Bencherifi a alors remarqué que les personnes qui la consultaient se sentaient plus à l’aise, plus confortables que d’habitude par le simple fait de ce que les séances se déroulaient à leurs domiciles. Supprimant les transports, la démarche offre un impact positif pour l’écologie, estime-t-elle, ainsi qu’un gain de temps précieux. Un équilibre peut être trouvé entre digital et présentiel, car le langage non verbal compte énormément dans ce type d’échanges. De plus, cela a permis de démocratiser le coût du coaching, ouvrant un accès à un nouveau public.
Sur ce point, Mouhcine Ayouche a tenu à préciser qu’il y a des solutions possibles pour tous les publics et les niveaux de revenus. Beaucoup de coachs mènent des sessions bénévoles dans certains cas. Là encore, il tient à rappeler les règles qui font le sérieux de son activité. Prenant l’exemple du tremblement de terre de l’an dernier dans la région d’Al-Haouz, Ayouche a tonné qu’«il n’est pas question de coacher les sinistrés !». Leurs besoins, urgents, ne relèvent pas du coaching.

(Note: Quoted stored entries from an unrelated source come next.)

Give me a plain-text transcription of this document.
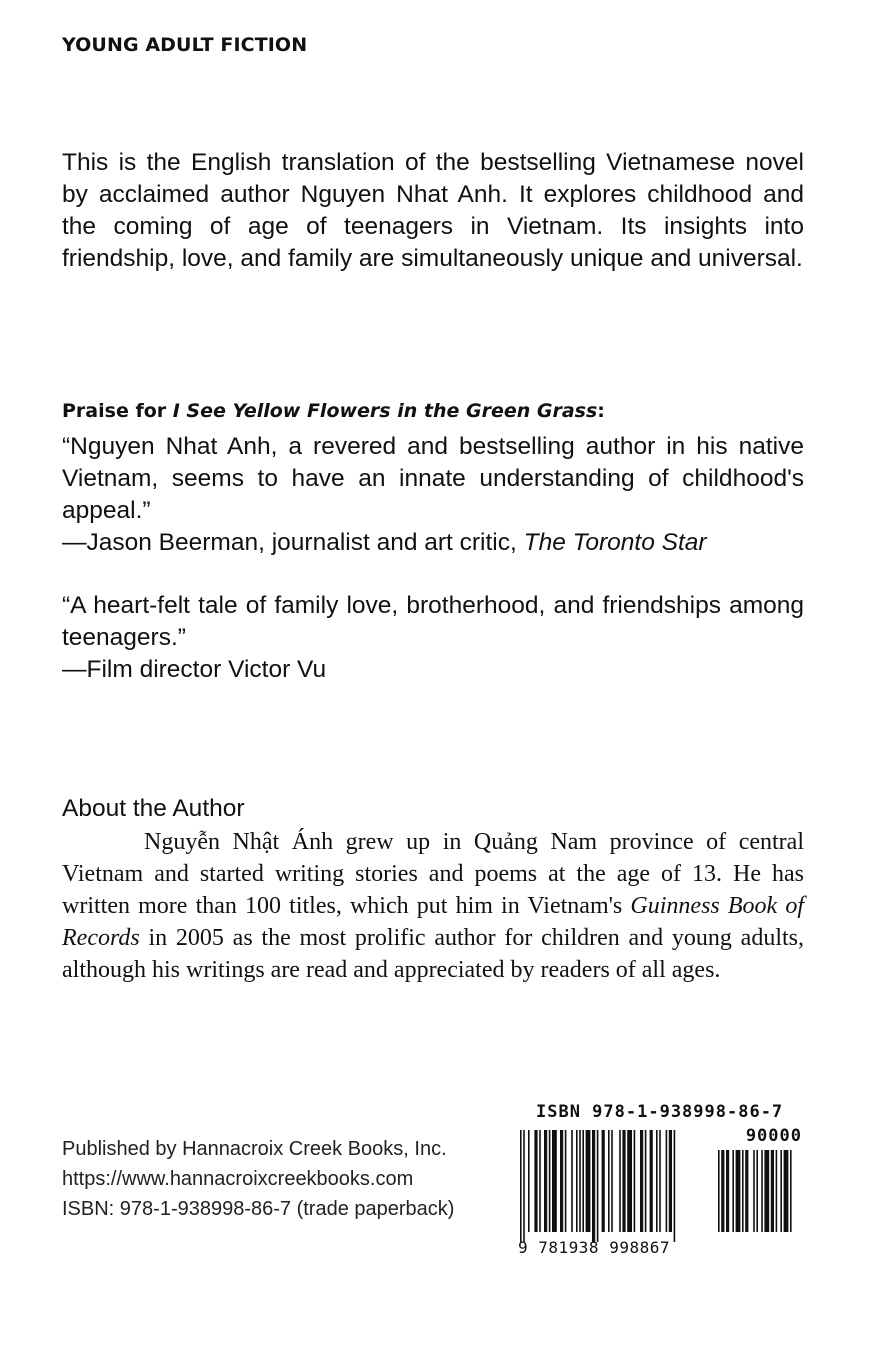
YOUNG ADULT FICTION
This is the English translation of the bestselling Vietnamese novel by acclaimed author Nguyen Nhat Anh. It explores childhood and the coming of age of teenagers in Vietnam. Its insights into friendship, love, and family are simultaneously unique and universal.
Praise for I See Yellow Flowers in the Green Grass:
“Nguyen Nhat Anh, a revered and bestselling author in his native Vietnam, seems to have an innate understanding of childhood's appeal.”
—Jason Beerman, journalist and art critic, The Toronto Star
“A heart-felt tale of family love, brotherhood, and friendships among teenagers.”
—Film director Victor Vu
About the Author
Nguyễn Nhật Ánh grew up in Quảng Nam province of central Vietnam and started writing stories and poems at the age of 13. He has written more than 100 titles, which put him in Vietnam's Guinness Book of Records in 2005 as the most prolific author for children and young adults, although his writings are read and appreciated by readers of all ages.
Published by Hannacroix Creek Books, Inc.
https://www.hannacroixcreekbooks.com
ISBN: 978-1-938998-86-7 (trade paperback)
ISBN 978-1-938998-86-7
90000
9 781938 998867
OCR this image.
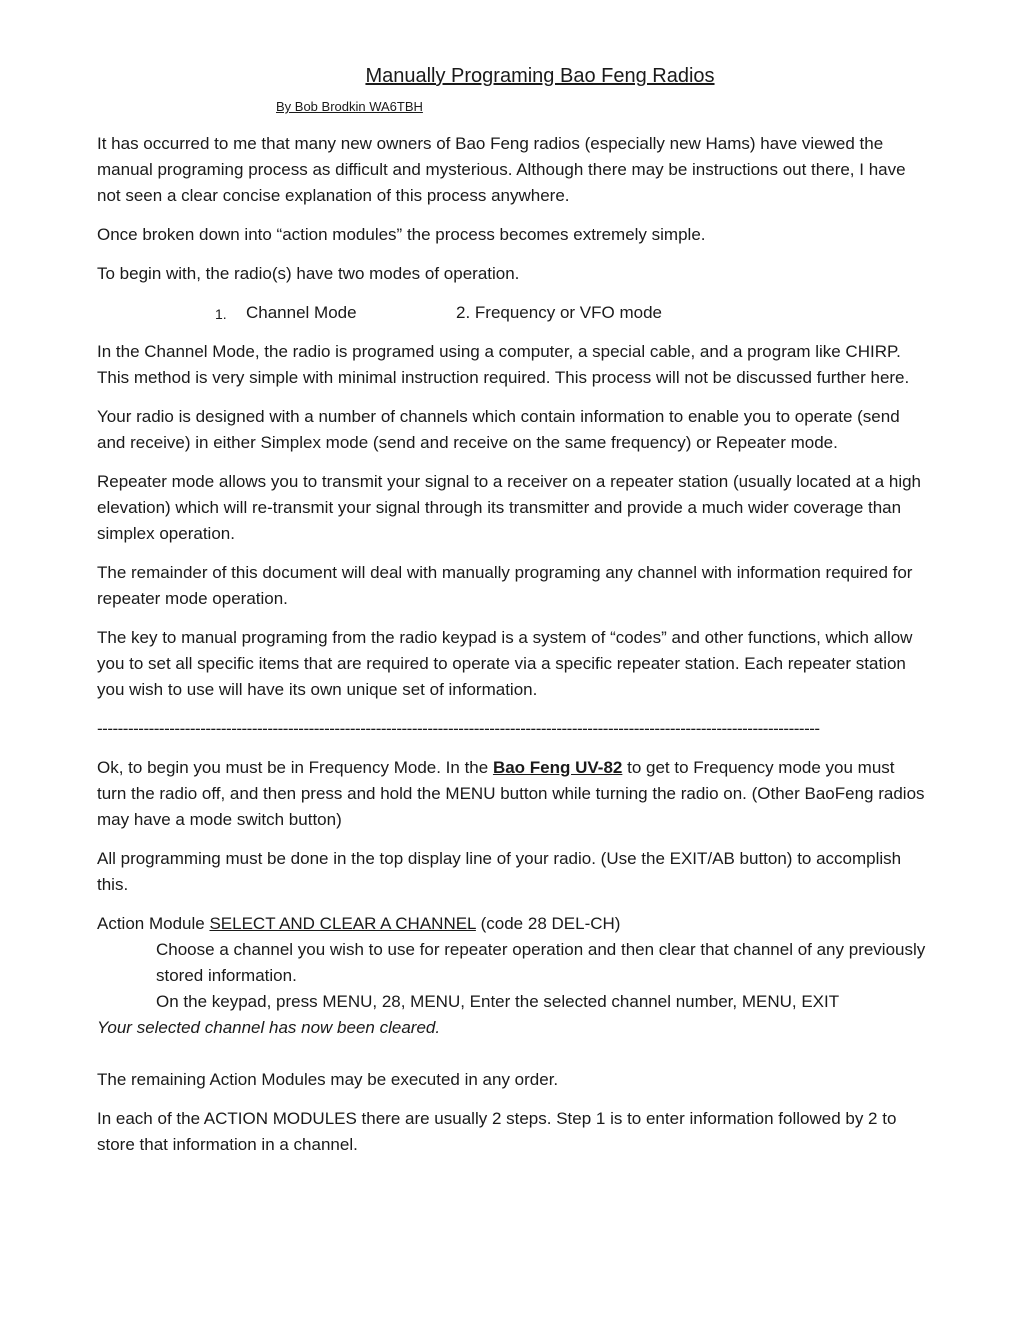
Manually Programing Bao Feng Radios
By Bob Brodkin WA6TBH

It has occurred to me that many new owners of Bao Feng radios (especially new Hams) have viewed the manual programing process as difficult and mysterious. Although there may be instructions out there, I have not seen a clear concise explanation of this process anywhere.

Once broken down into “action modules” the process becomes extremely simple.

To begin with, the radio(s) have two modes of operation.

1. Channel Mode	2. Frequency or VFO mode

In the Channel Mode, the radio is programed using a computer, a special cable, and a program like CHIRP. This method is very simple with minimal instruction required. This process will not be discussed further here.

Your radio is designed with a number of channels which contain information to enable you to operate (send and receive) in either Simplex mode (send and receive on the same frequency) or Repeater mode.

Repeater mode allows you to transmit your signal to a receiver on a repeater station (usually located at a high elevation) which will re-transmit your signal through its transmitter and provide a much wider coverage than simplex operation.

The remainder of this document will deal with manually programing any channel with information required for repeater mode operation.

The key to manual programing from the radio keypad is a system of “codes” and other functions, which allow you to set all specific items that are required to operate via a specific repeater station. Each repeater station you wish to use will have its own unique set of information.

--------------------------------------------------------------------------------------------------------------------------------------------

Ok, to begin you must be in Frequency Mode. In the Bao Feng UV-82 to get to Frequency mode you must turn the radio off, and then press and hold the MENU button while turning the radio on. (Other BaoFeng radios may have a mode switch button)

All programming must be done in the top display line of your radio. (Use the EXIT/AB button) to accomplish this.

Action Module SELECT AND CLEAR A CHANNEL (code 28 DEL-CH)
Choose a channel you wish to use for repeater operation and then clear that channel of any previously stored information.
On the keypad, press MENU, 28, MENU, Enter the selected channel number, MENU, EXIT
Your selected channel has now been cleared.

The remaining Action Modules may be executed in any order.

In each of the ACTION MODULES there are usually 2 steps. Step 1 is to enter information followed by 2 to store that information in a channel.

En revanche, beaucoup de missions d’accompagnement ont été faites, et parfois offertes, auprès des secouristes, notamment des associations à but non lucratif. Leurs bénévoles, eux, peuvent avoir besoin d’un coach pour organiser leurs priorités, gérer leur stress et, en conséquence, mieux secourir la population en détresse.